The bridge was always interesting though. There were always small groups of men, usually two or three of various ages, that would stop to fish. Some had clearly fished before, as evidenced by their tackle boxes, and others looked fairly new. Sometimes we see a father and his sons or maybe a grandpa and his grandchildren or sometimes just small young boys around ten or so, making their way down to the underpass to fish. For the most part, there was always a lot more fishing than catching going on.
Ever since Dear Son was small, I’d take him for walks. We were fortunate enough to always have a walking trail nearby, that somehow always ran along a river or body of water. Dear Son loved these walks, squealing the minute I’d open the door, and then settling down once the fresh air hit his face. As much as he loved the walks, he never paid much attention to his surroundings or to the people on the trail. Moving to this area, proved no different. We’ve made good use of this trail and it wasn’t until recently that Dear Son began to notice some of the things on our walks. For many years, I’d point out the different birds, ducks, geese or other animals that would surround the trail and he’d never notice. He always paid more attention to what he heard than to what he saw. That was until he saw them fishing.
It was only a month after my back surgery when we did our first walk around the trail. As we crossed the bridge, we heard them talking and I knew they had been fishing. The man, who appeared to in his fifties, was fishing with his two young sons. They had been casting when we had started to cross the bridge when all of a sudden he caught a fish. The young boys were delighted with their Dad’s catch and it was quite a catch at that. Normally, the biggest fish I’d see were six inches or less and this was clearly a foot and a half or so long. We stopped at the bridge and I talked to Dear Son about what was happening. I turned his wheelchair towards the men so he could get a good view. It’s really hard to get him to focus on things so far away and although they were only twenty feet down or so, it’s a lot for him to grasp. The man heard us talking, saw Dear Son and held the fish up for him to see. I couldn’t particularly tell if Dear Son really got it or not and soon we were on our way. We finished the trail and turned around to come back when we crossed the bridge again. The men were gone however Dear Son threw his leg out of the wheelchair indicating he wanted to stop and watch them fish. I told them the “men” had gone home and there was nothing to watch. We finished our walk and went home.
So this weekend we walked again and got to the bridge. As we approached the bridge, I talked to Dear Son about what I saw ahead. I told them there were three “men” fishing.
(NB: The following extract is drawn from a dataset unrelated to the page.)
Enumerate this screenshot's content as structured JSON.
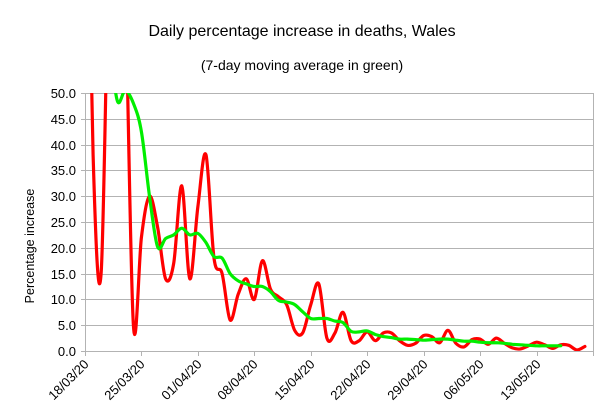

We call all male persons “men” now that he is a teenager and he seems to take special pride in knowing that he’s a man. As we got closer, I noticed they were teenagers, about his age. I told Dear Son that and he got rather excited. As we approached the bridge, he started yelling out to get their attention. I stopped on the bridge to talk to them and see if they caught anything. I told them the story of the man who had caught the big fish just weeks before. I doubt they cared much and the only reason I stopped was because Dear Son wanted to stop there. He wanted to go fish with the “men.” Teenagers his age though don’t have much interest in boys like him and it’s sad sometimes when just a little conversation would go a long way.
I thought about the bridge and how much it would mean for Dear Son to go fishing with them, to do a little male bonding. The path to the fishing hole was steep and loaded with giant boulders. I could understand how the boys would like it. It was as rugged as you could get, at least in suburbia. As much as I could see, there’d be no way to get a wheelchair down there, no matter how much you’d like to.
I thought about the boys fishing some more. I thought about the fathers teaching their sons to fish and the boys remembering the good times fishing and catching the “big” one. I thought about how the young boys would go home and tell their mother about the big fish that Dad caught. And then I thought about Dear Son. He’d never learn to fish and even if he went fishing, he couldn’t hold the rod and couldn’t catch a fish. Sometimes, though, it’s not about the fishing or even the catching that’s important. It’s about being present in the moment. And on that day, he was in the moment, and loving every minute.